MR. GIULIANI: Well, there is no circumstances under which I could possibly imagine anyone choosing slavery or supporting slavery. There are people, millions and millions of Americans, who are as of good conscience as we are, who make a different choice about abortion. And I think in a country where you want to keep government out of people’s lives, or government out of people’s lives from the point of view of coercion, you have to respect that. There are things that you can oppose, things you can be against; and then you can come to the conclusion, in the kind of democracy we have, the kind of society that we have, and the kind of society we have where we want to keep government out of people’s personal lives, that you can respect other people’s view on this. And I think everyone on this stage, including most Democrats, could probably very, very usefully spend a lot of time figuring out how we can reduce abortion.
It’s going to take a while for the courts to figure out what to do about this.
And while we’re looking at that, we should do what I did in New York, which is to try to reduce abortions as much as you can, try to increase adoptions.
Giuliani again openly advanced his pro-abortion views during the second Republican debate. Giuliani continues to argue that abortions decreased during his time as mayor. As I have stated previously, it does not matter if abortions decreased while Giuliani was mayor. It only matters if Giuliani did something while he was mayor that decreased the abortion rate, and there is no evidence that he did any such thing while he was mayor.
Giuliani is next asked about the analogy to slavery. Giuliani demonstrates his own unbelievable incompetence by stating that “there is no circumstances under which I could possibly imagine anyone choosing slavery or supporting slavery.” Did Giuliani perhaps by any chance ever take a class in American History? Did he never read anything about the national leaders of the United States that at one point owned slaves? Did he read nothing about that civil war that was fought over slavery? There obviously were times in American History where massive portions of the United States chose slavery. The fact that a civil war was fought over slavery demonstrates that it was probably even more divisive than abortion as a political issue at the time. If we are going to give individual choice to people about whether to kill their young because it is a controversial issue, then there would have been all the more reason to give people the choice to own slaves because that was apparently an even more controversial issue.
Giuliani must be rejected as a candidate. There is no issue more important than abortion. Every year 1.3 million unborn children are murdered in the United States. That is equivalent to a terrorist attack with a nuclear weapon on a U.S. city every year. In fact, abortion is unquestionably the greatest security threat to the United States. Islamic terrorist have only successfully attacked U.S. territory once, and during the same year that the 9/11 terrorist attacks occurred, 433 times more people were killed by abortions than by the terrorist attack, and the impact of abortion was not just a one time event but continues constantly from year to year.
Some people claim that Giuliani should be supported because he will appoint strict constructionist judges who will overturn Roe v.
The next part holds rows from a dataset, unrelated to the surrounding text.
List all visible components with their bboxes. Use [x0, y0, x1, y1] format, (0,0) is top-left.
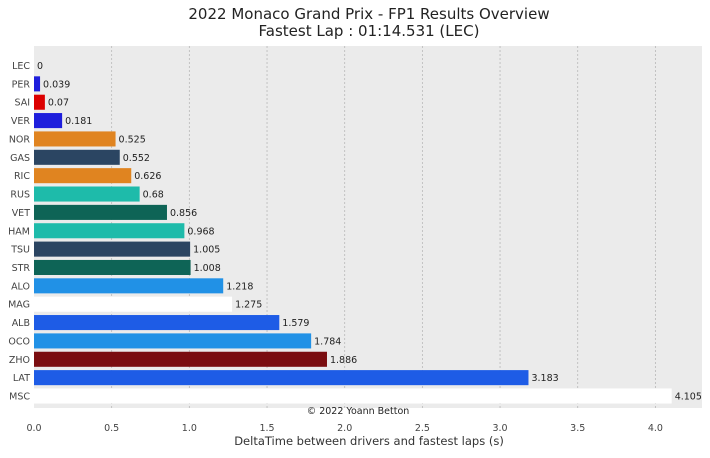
data-label-oco: 1.784 [314, 336, 341, 347]
y-tick-label-nor: NOR [9, 134, 31, 145]
y-tick-label-ric: RIC [14, 171, 30, 182]
x-tick-label: 4.0 [648, 423, 663, 434]
bar-per [34, 76, 41, 92]
y-tick-label-per: PER [12, 79, 31, 90]
y-tick-label-gas: GAS [10, 153, 30, 164]
data-label-ver: 0.181 [65, 116, 92, 127]
chart-subtitle: Fastest Lap : 01:14.531 (LEC) [259, 22, 480, 40]
bar-ham [34, 223, 185, 239]
bar-gas [34, 149, 120, 165]
x-axis-label: DeltaTime between drivers and fastest la… [234, 434, 504, 448]
credit-text: © 2022 Yoann Betton [307, 406, 410, 417]
x-tick-label: 2.0 [337, 423, 352, 434]
bar-alo [34, 278, 224, 294]
bar-nor [34, 131, 116, 147]
x-tick-label: 1.5 [259, 423, 274, 434]
data-label-vet: 0.856 [170, 208, 197, 219]
y-tick-label-tsu: TSU [10, 245, 30, 256]
y-tick-label-mag: MAG [8, 300, 30, 311]
data-label-rus: 0.68 [143, 190, 164, 201]
grid-lines [111, 46, 656, 408]
data-label-ric: 0.626 [134, 171, 161, 182]
y-tick-label-str: STR [12, 263, 31, 274]
bar-str [34, 259, 191, 276]
y-tick-label-lat: LAT [13, 373, 30, 384]
bar-vet [34, 204, 167, 220]
data-label-sai: 0.07 [48, 98, 69, 109]
y-tick-label-lec: LEC [12, 61, 30, 72]
data-label-ham: 0.968 [187, 226, 214, 237]
y-tick-label-msc: MSC [9, 392, 30, 403]
data-label-mag: 1.275 [235, 300, 262, 311]
data-label-zho: 1.886 [330, 355, 357, 366]
data-label-lat: 3.183 [531, 373, 558, 384]
chart-title: 2022 Monaco Grand Prix - FP1 Results Ove… [188, 5, 549, 23]
x-tick-label: 2.5 [415, 423, 430, 434]
x-tick-label: 0.5 [104, 423, 119, 434]
data-labels: 00.039 0.07 0.181 0.525 0.552 0.626 0.68 0.856 0… [37, 61, 702, 403]
y-tick-label-ham: HAM [8, 226, 30, 237]
x-tick-label: 3.5 [570, 423, 585, 434]
y-tick-label-oco: OCO [8, 336, 30, 347]
data-label-msc: 4.105 [675, 392, 702, 403]
bar-mag [34, 296, 233, 312]
bar-tsu [34, 241, 191, 257]
bar-ver [34, 113, 63, 129]
x-tick-labels: 0.0 0.5 1.0 1.5 2.0 2.5 3.0 3.5 4.0 [26, 423, 663, 434]
y-tick-label-zho: ZHO [9, 355, 30, 366]
y-tick-label-vet: VET [12, 208, 31, 219]
bar-ric [34, 168, 132, 184]
y-tick-labels: LEC PER SAI VER NOR GAS RIC RUS VET HAM TSU STR ALO M… [8, 61, 30, 403]
bar-zho [34, 351, 327, 367]
data-label-str: 1.008 [194, 263, 221, 274]
data-label-alb: 1.579 [282, 318, 309, 329]
data-label-alo: 1.218 [226, 281, 253, 292]
data-label-gas: 0.552 [123, 153, 150, 164]
bar-lat [34, 370, 529, 386]
data-label-per: 0.039 [43, 79, 70, 90]
bar-oco [34, 333, 312, 349]
y-tick-label-ver: VER [11, 116, 31, 127]
bar-alb [34, 315, 280, 331]
bar-sai [34, 94, 45, 110]
bar-rus [34, 186, 140, 202]
data-label-nor: 0.525 [119, 134, 146, 145]
x-tick-label: 1.0 [182, 423, 197, 434]
data-label-tsu: 1.005 [193, 245, 220, 256]
y-tick-label-sai: SAI [14, 98, 30, 109]
data-label-lec: 0 [37, 61, 43, 72]
y-tick-label-rus: RUS [10, 190, 30, 201]
y-tick-label-alb: ALB [12, 318, 30, 329]
y-tick-label-alo: ALO [11, 281, 30, 292]
x-tick-label: 3.0 [492, 423, 507, 434]
bar-msc [34, 388, 672, 404]
bars [34, 76, 672, 404]
x-tick-label: 0.0 [26, 423, 41, 434]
Wade. During the past three pro-life administrations, three justices were appointed to the Supreme Court who turned out to be supporters of Roe. If pro-life presidents have this bad of a record appointing judges, what can we expect from a person who openly admits that he supports abortion and does not care about the abortion issue. Although, George W. Bush publicly states that he does not have a litmus test for judges, the fact that he is pro-life gives him more of a motivation to find judges who are going to oppose Roe, and it makes him more willing to fight a political battle for those judges. A person who is pro-abortion has the opposite incentive. Giuliani will have the incentive to find judges who are strict constructionists but who will likely support Roe because of stare decisis.